56 - Também no que respeita ao veículo (...) UM foram emitidos os seguintes impressos, como se tratasse de certificados provisórios de seguro, pelo Autor em conluio com D..., em nome do deste e/ou da sua firma E..., sem que tivesse sido efectuado junto da A... qualquer proposta ou alteração de contrato de seguro para o veículo:
a) Certificado provisório nº 119681, válido de 18/12/2004 a 18/01/2005;

b) Certificado provisório nº 119687, emitido a 28/02/2005, válido de 28/02/2005 a 28/03/2005, em nome de E...;

c) Certificado provisório nº 4631, emitido em 24/03/2005, com o veículo (...) UM, válido de 24/03/2005 a 24/04/2005, em nome de E...;

d) Certificado provisório nº 4653, emitido em 06/06/2005, válido de 06/06/2005 a 06/07/2005, em nome de E...;

e) Certificado provisório nº 4950, emitido a 05/05/2005, válido de 05/05/2005 a 05/06/2005, em nome de E...;

f) Certificado provisório nº 24695, emitido a 17/07/2005, válido de 18/07/2005 a 18/08/2005, em nome de E...;

g) Certificado provisório nº 71136, emitido a 27/08/2005, válido de 27/08/2005 a 27/09/2005, em nome de E....

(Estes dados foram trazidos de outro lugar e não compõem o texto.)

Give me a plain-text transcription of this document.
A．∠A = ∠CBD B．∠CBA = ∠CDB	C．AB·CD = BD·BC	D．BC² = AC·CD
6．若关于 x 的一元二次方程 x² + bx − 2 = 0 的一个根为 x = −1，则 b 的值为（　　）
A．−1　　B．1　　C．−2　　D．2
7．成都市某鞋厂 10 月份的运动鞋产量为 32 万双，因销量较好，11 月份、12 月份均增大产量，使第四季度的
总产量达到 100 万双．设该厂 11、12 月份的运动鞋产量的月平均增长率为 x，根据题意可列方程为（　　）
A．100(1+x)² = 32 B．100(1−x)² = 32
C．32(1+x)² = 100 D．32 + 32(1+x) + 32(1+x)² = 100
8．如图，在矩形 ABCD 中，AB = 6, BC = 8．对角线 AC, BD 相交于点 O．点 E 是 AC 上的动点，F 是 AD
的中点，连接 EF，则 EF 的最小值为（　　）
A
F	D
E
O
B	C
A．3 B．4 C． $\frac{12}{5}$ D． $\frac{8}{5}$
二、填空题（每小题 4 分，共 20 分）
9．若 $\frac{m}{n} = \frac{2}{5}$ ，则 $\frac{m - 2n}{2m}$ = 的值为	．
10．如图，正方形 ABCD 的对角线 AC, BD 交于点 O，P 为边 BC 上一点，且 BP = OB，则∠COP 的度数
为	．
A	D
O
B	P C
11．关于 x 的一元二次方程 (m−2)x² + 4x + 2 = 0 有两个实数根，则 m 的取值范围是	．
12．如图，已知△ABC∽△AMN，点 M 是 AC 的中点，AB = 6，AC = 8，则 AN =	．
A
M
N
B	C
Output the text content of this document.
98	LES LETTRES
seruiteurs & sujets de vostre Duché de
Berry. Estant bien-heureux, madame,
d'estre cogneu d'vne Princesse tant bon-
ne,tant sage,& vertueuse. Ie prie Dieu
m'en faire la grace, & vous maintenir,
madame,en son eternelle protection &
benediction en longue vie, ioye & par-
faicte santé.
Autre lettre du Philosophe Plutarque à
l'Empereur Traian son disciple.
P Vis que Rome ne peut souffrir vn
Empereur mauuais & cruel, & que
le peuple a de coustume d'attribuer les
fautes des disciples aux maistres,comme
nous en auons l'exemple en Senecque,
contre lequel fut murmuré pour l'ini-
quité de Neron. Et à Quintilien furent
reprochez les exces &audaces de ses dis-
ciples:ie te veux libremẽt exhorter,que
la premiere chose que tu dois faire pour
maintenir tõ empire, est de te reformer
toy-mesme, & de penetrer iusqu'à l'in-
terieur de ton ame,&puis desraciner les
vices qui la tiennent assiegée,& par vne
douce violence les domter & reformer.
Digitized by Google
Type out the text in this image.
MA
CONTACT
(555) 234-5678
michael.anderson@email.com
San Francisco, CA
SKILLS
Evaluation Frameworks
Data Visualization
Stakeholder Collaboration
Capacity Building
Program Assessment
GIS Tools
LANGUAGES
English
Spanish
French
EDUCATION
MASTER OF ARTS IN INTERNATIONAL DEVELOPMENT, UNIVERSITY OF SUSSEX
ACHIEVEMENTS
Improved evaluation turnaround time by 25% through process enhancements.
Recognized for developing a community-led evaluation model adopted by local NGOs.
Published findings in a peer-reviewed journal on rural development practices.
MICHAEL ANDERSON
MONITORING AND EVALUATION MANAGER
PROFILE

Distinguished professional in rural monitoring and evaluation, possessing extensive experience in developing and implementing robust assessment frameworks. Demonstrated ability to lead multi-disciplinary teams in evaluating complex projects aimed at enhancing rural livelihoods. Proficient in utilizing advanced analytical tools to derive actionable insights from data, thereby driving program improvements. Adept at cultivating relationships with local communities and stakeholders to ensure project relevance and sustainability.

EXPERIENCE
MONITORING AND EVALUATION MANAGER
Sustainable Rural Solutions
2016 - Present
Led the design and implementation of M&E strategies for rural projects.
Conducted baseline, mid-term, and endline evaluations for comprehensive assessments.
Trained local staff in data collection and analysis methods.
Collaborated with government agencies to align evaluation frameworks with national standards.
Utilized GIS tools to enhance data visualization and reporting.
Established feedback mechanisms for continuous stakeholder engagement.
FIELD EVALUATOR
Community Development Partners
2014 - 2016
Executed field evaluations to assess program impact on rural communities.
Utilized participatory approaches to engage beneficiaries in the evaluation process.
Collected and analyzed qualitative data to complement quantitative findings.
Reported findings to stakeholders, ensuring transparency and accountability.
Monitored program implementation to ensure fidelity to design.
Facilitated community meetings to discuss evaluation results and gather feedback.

57 - A viatura (...) UM é propriedade da firma E... desde 20/02/2003 e o único seguro efectuado para aquele veículo é o relativo à aludida apólice 4510224339.

58 - A faculdade de cobrança (já referida em 4 e 5) foi retirada ao Autor em consequência da prática por este dos factos referidos em 29º e seguintes, após cuidada averiguação dos mesmos por perito averiguador e pelos serviços de Auditoria Interna da A....

59 - Quem escolhe o mediador é o Segurado, quem determina que quer mudar de mediador é o Segurado, sendo a Seguradora obrigada a observar a escolha ou a mudança de escolha do mediador feita pelo Segurado.

60 - Um mediador como o Autor perde clientes, não só pela sua transferência de mediador, mas também porque os contratos de seguro são resolvidos (por falta de pagamento de prémio de seguro, nomeadamente), o que sucedeu com o Autor.

61 - O Autor sabe que as alterações de uma mediação para outra sucedem por escolha e determinação do respectivo segurado.

62 - A A... nunca perseguiu nem difamou o Autor em público.

63 - A A... é uma empresa seguradora de dimensão internacional.

64 - Ao emitir certificados provisórios de seguro falsos o ora Autor criou situações de perigo para a A..., já que poderiam ocorrer sinistros - como ocorreu com o (…) - sem que houvesse qualquer seguro, mas sim uma mera aparência consubstanciada em certificados provisórios sucessivamente falsos.

65 - Estas situações lesam a A... que não recebe os prémios correspondentes a tais seguros, porquanto não são estes realizados.

66 - E pode ser chamada a responder por indemnizações de sinistros pela falsa aparência criada pelo certificado de seguro ou até pela falsa participação de acidente de viação.


*

            Resultado da prova documental já feita nesta Relação, devemos considerar ainda assente:

67 – Pelos factos descritos sob os nº14 a 57, a aqui Ré apresentou queixa crime a 31 de Julho de 2006 contra o aqui Autor e o identificado (…), a qual deu lugar ao processo nº 180l/06.1TAAVR.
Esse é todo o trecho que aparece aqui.